Comment by gf000

2 days ago

What percentile? Topics like these don't talk about the 5G connected iphone 16 pro max, but have to include low-end phones with old OS versions and bad connectivity (e.g. try the same network connectivity in the London metro, where often there is no receiption whatsoever).

As you reach for higher percentiles, RTT and such start growing very fast.

Edit: other commenter mentioned 75% as percentile.

Independent of connectivity, UI rendering should be well under the device refresh rate. Consider the overhead of a modern video game that runs 60fps without a hiccup. It’s ludicrous that a CRUD app which usually only populates some text fields and maybe a small image or two can’t do the same

  • That's a page load, not a frame render.

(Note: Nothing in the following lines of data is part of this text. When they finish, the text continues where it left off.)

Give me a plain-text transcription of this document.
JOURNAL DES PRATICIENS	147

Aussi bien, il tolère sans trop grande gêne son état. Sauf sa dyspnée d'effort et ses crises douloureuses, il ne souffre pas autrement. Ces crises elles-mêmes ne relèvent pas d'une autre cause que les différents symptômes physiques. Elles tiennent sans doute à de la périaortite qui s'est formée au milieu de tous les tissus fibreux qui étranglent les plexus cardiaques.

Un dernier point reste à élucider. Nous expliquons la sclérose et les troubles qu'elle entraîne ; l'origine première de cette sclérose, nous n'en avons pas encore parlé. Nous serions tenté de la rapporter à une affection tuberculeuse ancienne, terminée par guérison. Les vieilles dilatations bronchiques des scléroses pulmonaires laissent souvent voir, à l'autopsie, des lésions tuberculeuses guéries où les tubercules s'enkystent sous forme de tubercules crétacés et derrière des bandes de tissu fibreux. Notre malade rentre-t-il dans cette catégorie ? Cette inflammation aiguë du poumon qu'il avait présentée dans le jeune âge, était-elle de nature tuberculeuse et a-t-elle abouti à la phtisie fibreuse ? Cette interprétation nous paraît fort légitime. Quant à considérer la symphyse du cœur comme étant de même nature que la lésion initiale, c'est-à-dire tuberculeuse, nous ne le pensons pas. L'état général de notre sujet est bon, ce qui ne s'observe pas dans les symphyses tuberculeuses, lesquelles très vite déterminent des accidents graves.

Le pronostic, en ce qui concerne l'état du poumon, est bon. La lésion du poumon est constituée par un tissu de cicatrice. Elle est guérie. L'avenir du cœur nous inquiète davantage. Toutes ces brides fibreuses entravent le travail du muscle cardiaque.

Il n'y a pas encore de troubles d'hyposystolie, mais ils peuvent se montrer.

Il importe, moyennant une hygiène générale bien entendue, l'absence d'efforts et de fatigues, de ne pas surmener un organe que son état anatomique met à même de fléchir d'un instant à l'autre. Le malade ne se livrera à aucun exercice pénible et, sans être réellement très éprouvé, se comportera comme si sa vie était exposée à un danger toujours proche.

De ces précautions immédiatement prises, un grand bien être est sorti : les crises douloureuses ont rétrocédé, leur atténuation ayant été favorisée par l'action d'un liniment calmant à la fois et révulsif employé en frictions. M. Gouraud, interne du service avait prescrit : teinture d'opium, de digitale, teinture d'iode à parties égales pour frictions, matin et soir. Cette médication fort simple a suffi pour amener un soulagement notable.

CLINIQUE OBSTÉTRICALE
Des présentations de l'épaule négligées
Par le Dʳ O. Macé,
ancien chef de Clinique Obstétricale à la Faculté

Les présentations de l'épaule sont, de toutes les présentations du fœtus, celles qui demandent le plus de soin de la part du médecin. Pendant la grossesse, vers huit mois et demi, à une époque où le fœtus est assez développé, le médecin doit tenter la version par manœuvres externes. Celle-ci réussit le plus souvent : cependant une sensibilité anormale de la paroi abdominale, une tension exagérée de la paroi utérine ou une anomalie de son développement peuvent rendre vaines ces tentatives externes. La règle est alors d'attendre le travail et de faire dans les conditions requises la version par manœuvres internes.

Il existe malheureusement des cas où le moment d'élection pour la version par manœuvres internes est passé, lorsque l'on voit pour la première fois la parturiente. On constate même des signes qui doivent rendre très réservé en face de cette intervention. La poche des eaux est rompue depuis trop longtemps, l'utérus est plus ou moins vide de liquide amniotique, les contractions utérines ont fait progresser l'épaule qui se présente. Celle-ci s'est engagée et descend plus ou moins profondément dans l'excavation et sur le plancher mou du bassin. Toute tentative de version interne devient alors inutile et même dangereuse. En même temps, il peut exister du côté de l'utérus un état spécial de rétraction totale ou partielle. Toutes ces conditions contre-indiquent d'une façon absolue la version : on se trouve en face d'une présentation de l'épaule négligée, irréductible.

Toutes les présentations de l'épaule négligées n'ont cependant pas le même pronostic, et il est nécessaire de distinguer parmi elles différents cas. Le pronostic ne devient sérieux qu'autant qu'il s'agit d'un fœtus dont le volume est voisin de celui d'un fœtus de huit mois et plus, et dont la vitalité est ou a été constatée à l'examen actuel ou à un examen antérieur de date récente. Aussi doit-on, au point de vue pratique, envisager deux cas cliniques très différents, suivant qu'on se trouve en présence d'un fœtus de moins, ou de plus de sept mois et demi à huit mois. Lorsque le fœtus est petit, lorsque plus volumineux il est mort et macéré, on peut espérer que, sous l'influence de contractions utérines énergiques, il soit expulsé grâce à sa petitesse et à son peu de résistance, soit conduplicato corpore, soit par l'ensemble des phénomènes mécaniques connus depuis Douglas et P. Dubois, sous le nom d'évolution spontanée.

    Also, due to layouting, a CRUD app may actually be harder to optimize per frame, than the trivial to parallelize many triangle case as seen in games.

    • OP gave a render budget of 100ms _after_ the data has loaded. That’s unacceptable. If this were a MacOS app, that would mean dragging a window corner to resize the content , forcing a new layout and redraw, would yield 10 fps of change. And yet nearly all native apps redraw and layout instantly, even with complex tables of text at various fonts and sizes.

      This is also a great litmus test to check if an app was made with electron because they always redraw slowly.

> What percentile?

There's no argument that starts this way which doesn't end either with "support working offline", or defining when you consider that a user has stepped out of bounds with respect to acceptable parameters, which then raises the question what do you do in that event?

If all you're trying to do is say 75% of users have a good experience, and in your territory 75% means a 150ms and that's too long then the network cannot be in your critical path, and you have to deal with it. If you're on a low end phone any I/O at all is going to kill you, including loading too much code, and needs to be out of the way.

If you can tell the UX is going to be bad you will need to abort and tell them that, though they really will not like it, it's often better to prevent such users ever getting your app in the first place.

I come from mobile games, and supported titles with tens of millions of players around the world back in the early 4G era. All I can tell you is not once did mobile ping become a concern - in fact those networks are shockingly good compared to wifi.